Buna göre; mahkemece, emsal satışların değerlendirme tarihindeki karşılıklarının fiyat artış endekslerinin uygulanması suretiyle tespiti, bundan sonra emsal ile dava konusu taşınmazın eksik ve üstün yönlerinin neler olduğu ve oranları açıklanmak suretiyle değer biçilmesi gerektiğinden, taraflara, dava konusu taşınmaza yakın bölgelerden ve değerlendirme tarihi olan dava tarihinden önce ve yakın zaman içinde satışı yapılan benzer yüzölçümlü satışları bildirmeleri için olanak tanınması, gerekli görülürse re"sen emsal getirtme yoluna gidilmesi ve bu emsallere göre değer biçilmesi için konunun uzmanı bilirkişilerden yeniden oluşturulacak bilirkişi kurulundan denetlemeye olanak veren, dava konusu taşınmazlar ile emsal alınan taşınmazları birarada gösterir kadastro paftası getirtilmeli, dava konusu taşınmazlar ile emsal alınan taşınmazların konumunun uydu fotoğrafları üzerinde gösterilmesi sağlanmalı, bilimsel verileri içeren, emsal ile tazminat istemine dayanak taşınmazların eksik ve üstün yönlerinin karşılaştırıldığı rapor alınması, alınan emsal ile tazminata konu taşınmazlara ait Arsa Metrekare Rayiç Bedeli Takdir Komisyonu tarafından belirlenen emlak vergisine esas olan m² değerleri, ilgili Belediye Başkanlığı Emlak Vergi Dairesinden istenip, emsali taşınmazların satış akit tabloları getirtilerek, tazminata konu taşınmazların, emsal taşınmazlara göre üstünlük oranı yönünden bilirkişi kurulu raporu da denetlenerek oluşacak sonuca göre karar verilmelidir.

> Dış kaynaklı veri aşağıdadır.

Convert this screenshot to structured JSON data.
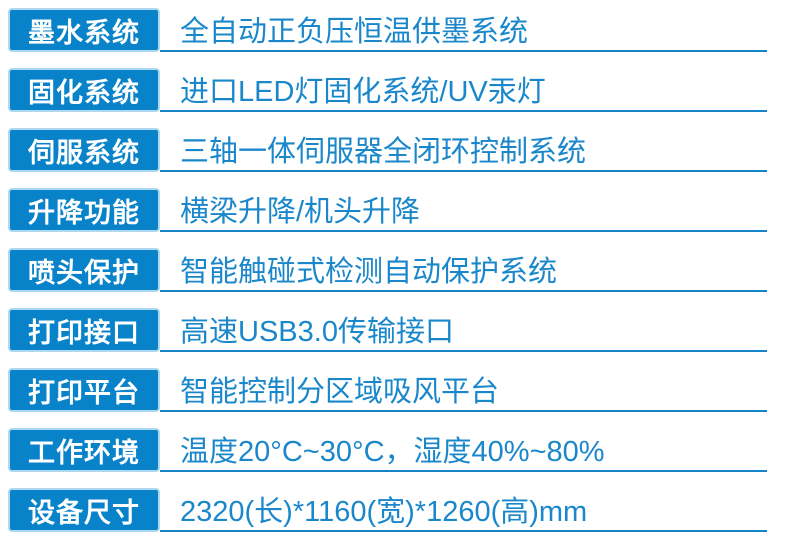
{
  "colors": {
    "label_bg": "#0883ca",
    "label_border": "#aed9f0",
    "label_text": "#ffffff",
    "value_text": "#1b87cb",
    "underline": "#1583c8",
    "page_bg": "#ffffff"
  },
  "table": {
    "rows": [
      {
        "label": "墨水系统",
        "value": "全自动正负压恒温供墨系统"
      },
      {
        "label": "固化系统",
        "value": "进口LED灯固化系统/UV汞灯"
      },
      {
        "label": "伺服系统",
        "value": "三轴一体伺服器全闭环控制系统"
      },
      {
        "label": "升降功能",
        "value": "横梁升降/机头升降"
      },
      {
        "label": "喷头保护",
        "value": "智能触碰式检测自动保护系统"
      },
      {
        "label": "打印接口",
        "value": "高速USB3.0传输接口"
      },
      {
        "label": "打印平台",
        "value": "智能控制分区域吸风平台"
      },
      {
        "label": "工作环境",
        "value": "温度20°C~30°C，湿度40%~80%"
      },
      {
        "label": "设备尺寸",
        "value": "2320(长)*1160(宽)*1260(高)mm"
      }
    ]
  }
}
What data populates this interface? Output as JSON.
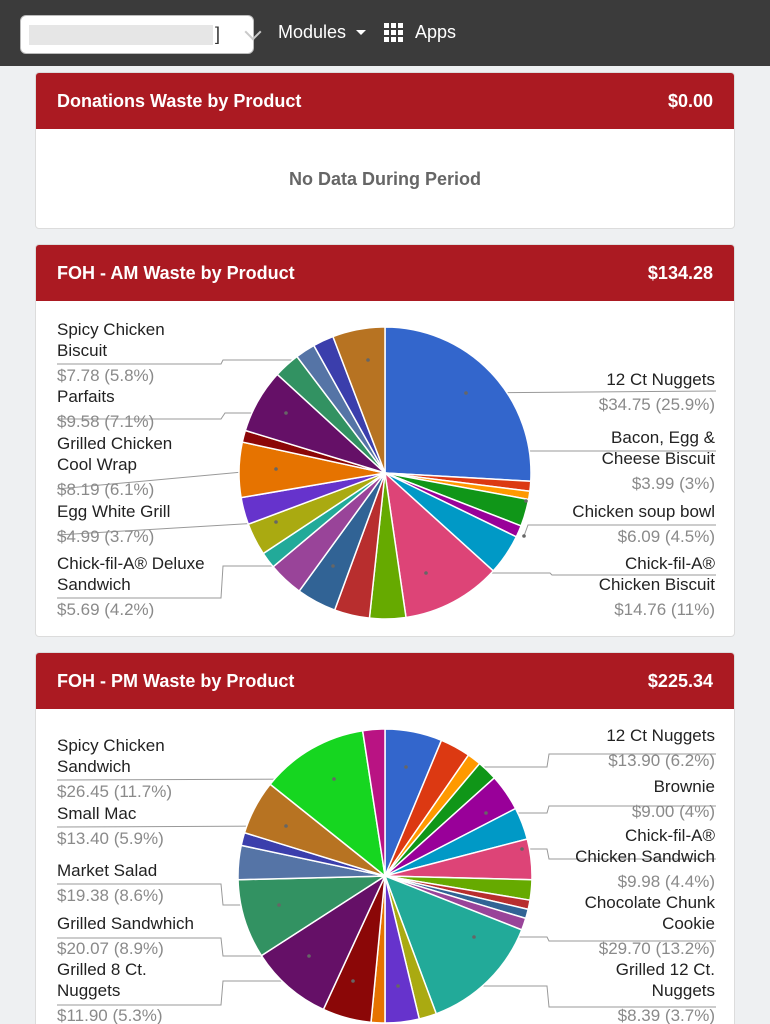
{
  "nav": {
    "modules": "Modules",
    "apps": "Apps",
    "store_bracket": "]"
  },
  "donations": {
    "title": "Donations Waste by Product",
    "total": "$0.00",
    "empty": "No Data During Period"
  },
  "am": {
    "title": "FOH - AM Waste by Product",
    "total": "$134.28",
    "labels": [
      {
        "name": "Spicy Chicken\nBiscuit",
        "value": "$7.78 (5.8%)"
      },
      {
        "name": "Parfaits",
        "value": "$9.58 (7.1%)"
      },
      {
        "name": "Grilled Chicken\nCool Wrap",
        "value": "$8.19 (6.1%)"
      },
      {
        "name": "Egg White Grill",
        "value": "$4.99 (3.7%)"
      },
      {
        "name": "Chick-fil-A® Deluxe\nSandwich",
        "value": "$5.69 (4.2%)"
      },
      {
        "name": "12 Ct Nuggets",
        "value": "$34.75 (25.9%)"
      },
      {
        "name": "Bacon, Egg &\nCheese Biscuit",
        "value": "$3.99 (3%)"
      },
      {
        "name": "Chicken soup bowl",
        "value": "$6.09 (4.5%)"
      },
      {
        "name": "Chick-fil-A®\nChicken Biscuit",
        "value": "$14.76 (11%)"
      }
    ],
    "colors": [
      "#3366cc",
      "#dc3912",
      "#ff9900",
      "#109618",
      "#990099",
      "#0099c6",
      "#dd4477",
      "#66aa00",
      "#b82e2e",
      "#316395",
      "#994499",
      "#22aa99",
      "#aaaa11",
      "#6633cc",
      "#e67300",
      "#8b0707",
      "#651067",
      "#329262",
      "#5574a6",
      "#3b3eac",
      "#b77322"
    ],
    "slices": [
      25.9,
      1.1,
      0.9,
      3.0,
      1.3,
      4.5,
      11.0,
      4.0,
      3.9,
      4.4,
      3.9,
      1.8,
      3.6,
      3.0,
      6.1,
      1.3,
      7.1,
      2.9,
      2.2,
      2.3,
      5.8
    ]
  },
  "pm": {
    "title": "FOH - PM Waste by Product",
    "total": "$225.34",
    "labels": [
      {
        "name": "Spicy Chicken\nSandwich",
        "value": "$26.45 (11.7%)"
      },
      {
        "name": "Small Mac",
        "value": "$13.40 (5.9%)"
      },
      {
        "name": "Market Salad",
        "value": "$19.38 (8.6%)"
      },
      {
        "name": "Grilled Sandwhich",
        "value": "$20.07 (8.9%)"
      },
      {
        "name": "Grilled 8 Ct.\nNuggets",
        "value": "$11.90 (5.3%)"
      },
      {
        "name": "12 Ct Nuggets",
        "value": "$13.90 (6.2%)"
      },
      {
        "name": "Brownie",
        "value": "$9.00 (4%)"
      },
      {
        "name": "Chick-fil-A®\nChicken Sandwich",
        "value": "$9.98 (4.4%)"
      },
      {
        "name": "Chocolate Chunk\nCookie",
        "value": "$29.70 (13.2%)"
      },
      {
        "name": "Grilled 12 Ct.\nNuggets",
        "value": "$8.39 (3.7%)"
      }
    ],
    "colors": [
      "#3366cc",
      "#dc3912",
      "#ff9900",
      "#109618",
      "#990099",
      "#0099c6",
      "#dd4477",
      "#66aa00",
      "#b82e2e",
      "#316395",
      "#994499",
      "#22aa99",
      "#aaaa11",
      "#6633cc",
      "#e67300",
      "#8b0707",
      "#651067",
      "#329262",
      "#5574a6",
      "#3b3eac",
      "#b77322",
      "#16d620",
      "#b91383"
    ],
    "slices": [
      6.2,
      3.3,
      1.5,
      2.2,
      4.0,
      3.5,
      4.4,
      2.2,
      1.0,
      1.0,
      1.3,
      13.2,
      1.9,
      3.7,
      1.5,
      5.3,
      8.9,
      8.6,
      3.7,
      1.4,
      5.9,
      11.7,
      2.4
    ]
  }
}
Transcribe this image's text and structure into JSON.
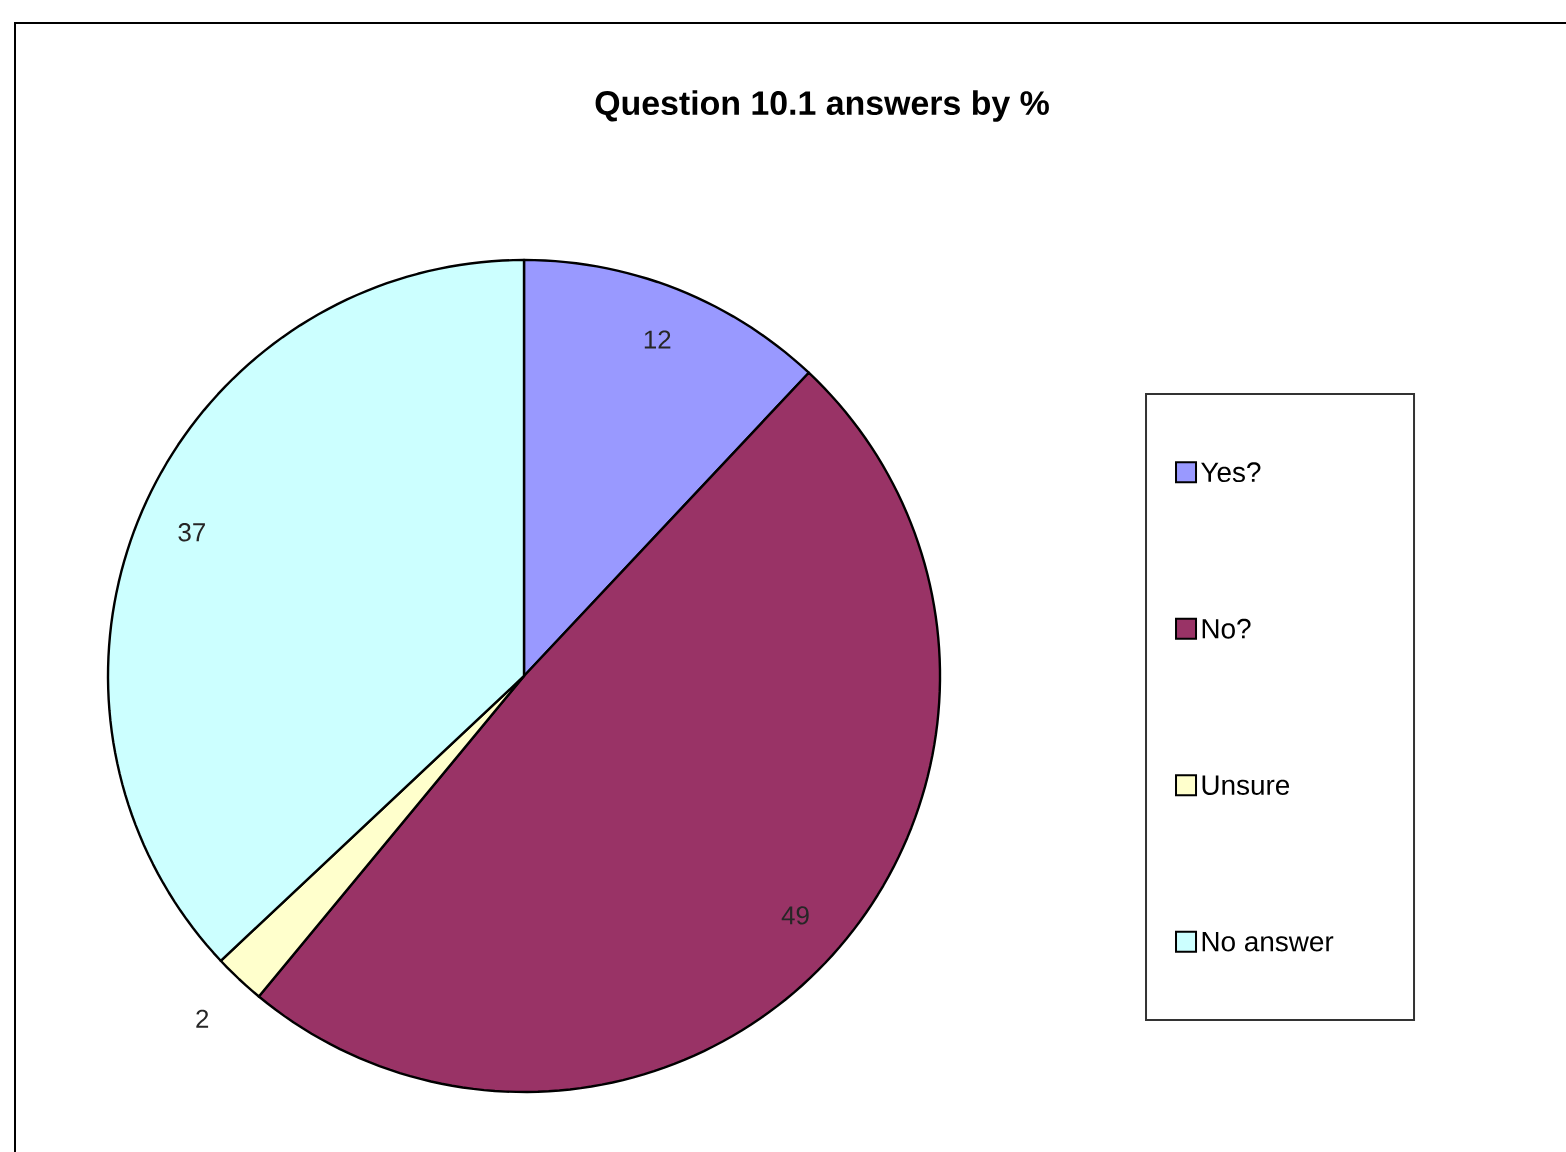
{
  "chart_data": {
    "type": "pie",
    "title": "Question 10.1 answers by %",
    "categories": [
      "Yes?",
      "No?",
      "Unsure",
      "No answer"
    ],
    "values": [
      12,
      49,
      2,
      37
    ],
    "colors": [
      "#9999ff",
      "#993366",
      "#ffffcc",
      "#ccffff"
    ],
    "data_labels": true,
    "legend": "right"
  }
}
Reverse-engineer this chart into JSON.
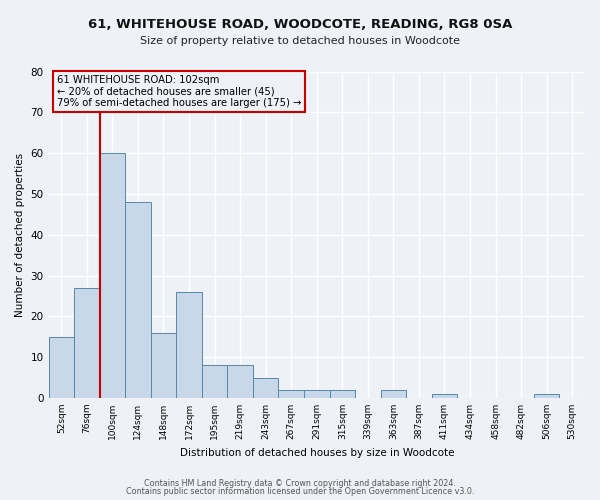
{
  "title": "61, WHITEHOUSE ROAD, WOODCOTE, READING, RG8 0SA",
  "subtitle": "Size of property relative to detached houses in Woodcote",
  "xlabel": "Distribution of detached houses by size in Woodcote",
  "ylabel": "Number of detached properties",
  "bin_labels": [
    "52sqm",
    "76sqm",
    "100sqm",
    "124sqm",
    "148sqm",
    "172sqm",
    "195sqm",
    "219sqm",
    "243sqm",
    "267sqm",
    "291sqm",
    "315sqm",
    "339sqm",
    "363sqm",
    "387sqm",
    "411sqm",
    "434sqm",
    "458sqm",
    "482sqm",
    "506sqm",
    "530sqm"
  ],
  "bar_values": [
    15,
    27,
    60,
    48,
    16,
    26,
    8,
    8,
    5,
    2,
    2,
    2,
    0,
    2,
    0,
    1,
    0,
    0,
    0,
    1,
    0
  ],
  "bar_color": "#c8d8e8",
  "bar_edge_color": "#5588aa",
  "vline_color": "#cc0000",
  "annotation_lines": [
    "61 WHITEHOUSE ROAD: 102sqm",
    "← 20% of detached houses are smaller (45)",
    "79% of semi-detached houses are larger (175) →"
  ],
  "annotation_box_color": "#cc0000",
  "ylim": [
    0,
    80
  ],
  "yticks": [
    0,
    10,
    20,
    30,
    40,
    50,
    60,
    70,
    80
  ],
  "footer_line1": "Contains HM Land Registry data © Crown copyright and database right 2024.",
  "footer_line2": "Contains public sector information licensed under the Open Government Licence v3.0.",
  "bg_color": "#eef2f7",
  "grid_color": "#d8e0ec",
  "figsize": [
    6.0,
    5.0
  ],
  "dpi": 100
}
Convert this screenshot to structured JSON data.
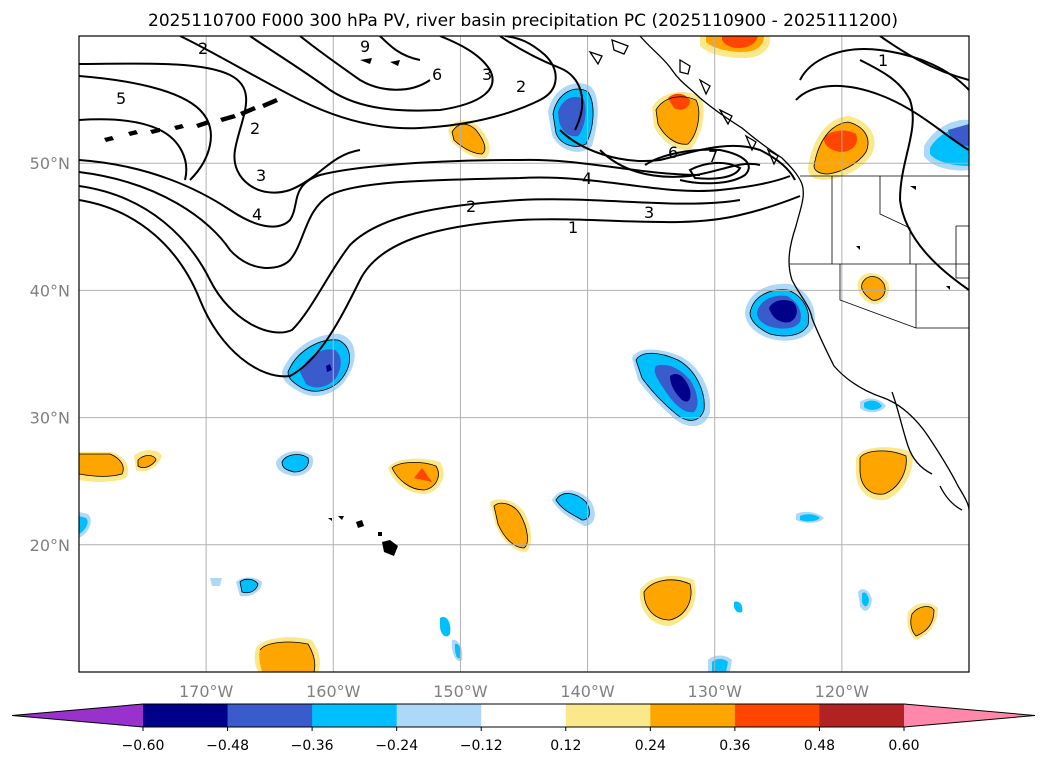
{
  "title": "2025110700 F000 300 hPa PV, river basin precipitation PC (2025110900 - 2025111200)",
  "map": {
    "lon_range": [
      -180,
      -110
    ],
    "lat_range": [
      10,
      60
    ],
    "lon_ticks": [
      {
        "value": -170,
        "label": "170°W"
      },
      {
        "value": -160,
        "label": "160°W"
      },
      {
        "value": -150,
        "label": "150°W"
      },
      {
        "value": -140,
        "label": "140°W"
      },
      {
        "value": -130,
        "label": "130°W"
      },
      {
        "value": -120,
        "label": "120°W"
      }
    ],
    "lat_ticks": [
      {
        "value": 20,
        "label": "20°N"
      },
      {
        "value": 30,
        "label": "30°N"
      },
      {
        "value": 40,
        "label": "40°N"
      },
      {
        "value": 50,
        "label": "50°N"
      }
    ],
    "gridlines": true,
    "pv_contours": {
      "variable": "300 hPa PV",
      "contour_labels": [
        "1",
        "1",
        "2",
        "2",
        "2",
        "3",
        "3",
        "3",
        "4",
        "4",
        "5",
        "6",
        "6",
        "7",
        "9"
      ]
    },
    "precip_pc": {
      "variable": "river basin precipitation PC",
      "anomalies": [
        {
          "name": "negative-anomaly-north-pacific",
          "lon": -142,
          "lat": 54,
          "peak": -0.48
        },
        {
          "name": "negative-anomaly-central",
          "lon": -160,
          "lat": 34.5,
          "peak": -0.48
        },
        {
          "name": "negative-anomaly-california",
          "lon": -124.5,
          "lat": 38.5,
          "peak": -0.6
        },
        {
          "name": "negative-anomaly-subtropical",
          "lon": -133,
          "lat": 32.5,
          "peak": -0.6
        },
        {
          "name": "positive-anomaly-gulf-alaska",
          "lon": -149,
          "lat": 52.5,
          "peak": 0.24
        },
        {
          "name": "positive-anomaly-bc-coast",
          "lon": -133,
          "lat": 54,
          "peak": 0.36
        },
        {
          "name": "positive-anomaly-pacific-nw",
          "lon": -120,
          "lat": 51.5,
          "peak": 0.48
        },
        {
          "name": "positive-anomaly-hawaii-north",
          "lon": -152.5,
          "lat": 25.5,
          "peak": 0.36
        },
        {
          "name": "positive-anomaly-mexico",
          "lon": -117,
          "lat": 25.5,
          "peak": 0.24
        }
      ]
    }
  },
  "colorbar": {
    "colors": [
      "#9932cc",
      "#00008b",
      "#3a5bcc",
      "#00bfff",
      "#add8f7",
      "#ffffff",
      "#fbe88a",
      "#ffa500",
      "#ff4500",
      "#b22222",
      "#ff88aa"
    ],
    "ticks": [
      "−0.60",
      "−0.48",
      "−0.36",
      "−0.24",
      "−0.12",
      "0.12",
      "0.24",
      "0.36",
      "0.48",
      "0.60"
    ],
    "extend": "both"
  }
}
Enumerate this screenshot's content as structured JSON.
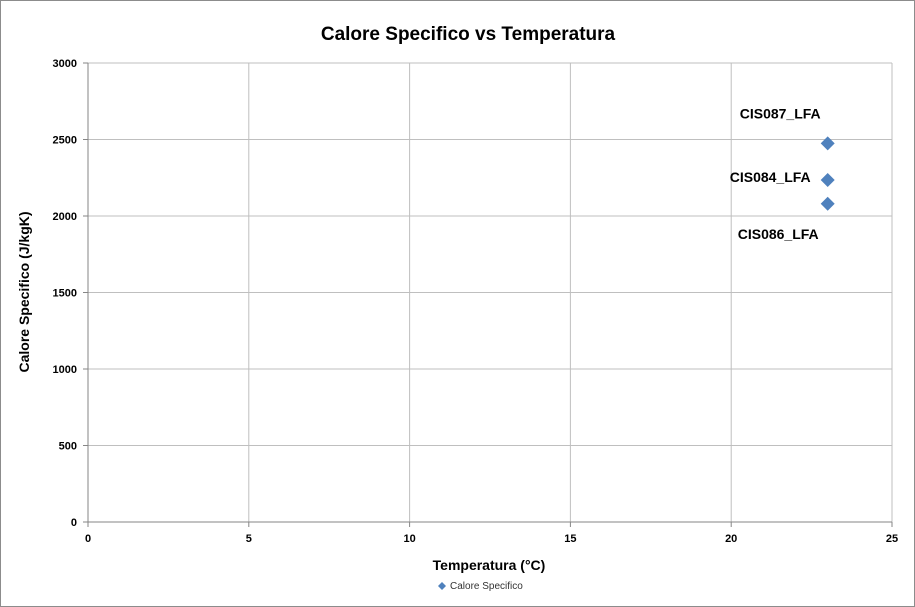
{
  "chart_data": {
    "type": "scatter",
    "title": "Calore Specifico vs Temperatura",
    "xlabel": "Temperatura (°C)",
    "ylabel": "Calore Specifico (J/kgK)",
    "xlim": [
      0,
      25
    ],
    "ylim": [
      0,
      3000
    ],
    "xticks": [
      0,
      5,
      10,
      15,
      20,
      25
    ],
    "yticks": [
      0,
      500,
      1000,
      1500,
      2000,
      2500,
      3000
    ],
    "grid": true,
    "legend_position": "bottom",
    "series": [
      {
        "name": "Calore Specifico",
        "color": "#4f81bd",
        "marker": "diamond",
        "points": [
          {
            "x": 23,
            "y": 2475,
            "label": "CIS087_LFA",
            "label_position": "above-left"
          },
          {
            "x": 23,
            "y": 2235,
            "label": "CIS084_LFA",
            "label_position": "left"
          },
          {
            "x": 23,
            "y": 2080,
            "label": "CIS086_LFA",
            "label_position": "below-left"
          }
        ]
      }
    ]
  }
}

Kabule göre de; dava konusu taşınmazlardan 899 ada 43 parsel sayılı taşınmazın Sarıyer 1. Asliye Hukuk Mahkemesinin 2002/9161 E. - 2003/218 K. sayılı dosyasında 1793 m2"lik bölümünün orman sınırları içinde kaldığı belirlenmiş iken taşınmazın 1650 m2"lik kısmının tahdit içinde kaldığına ilişkin mahkeme kabulü yerinde görülmemiştir.
SONUÇ: Yukarıda açıklanan nedenlerle; davalı Hazine vekilinin temyiz itirazlarının kabulüyle hükmün BOZULMASINA 26/11/2018 günü oy birliğiyle karar verildi.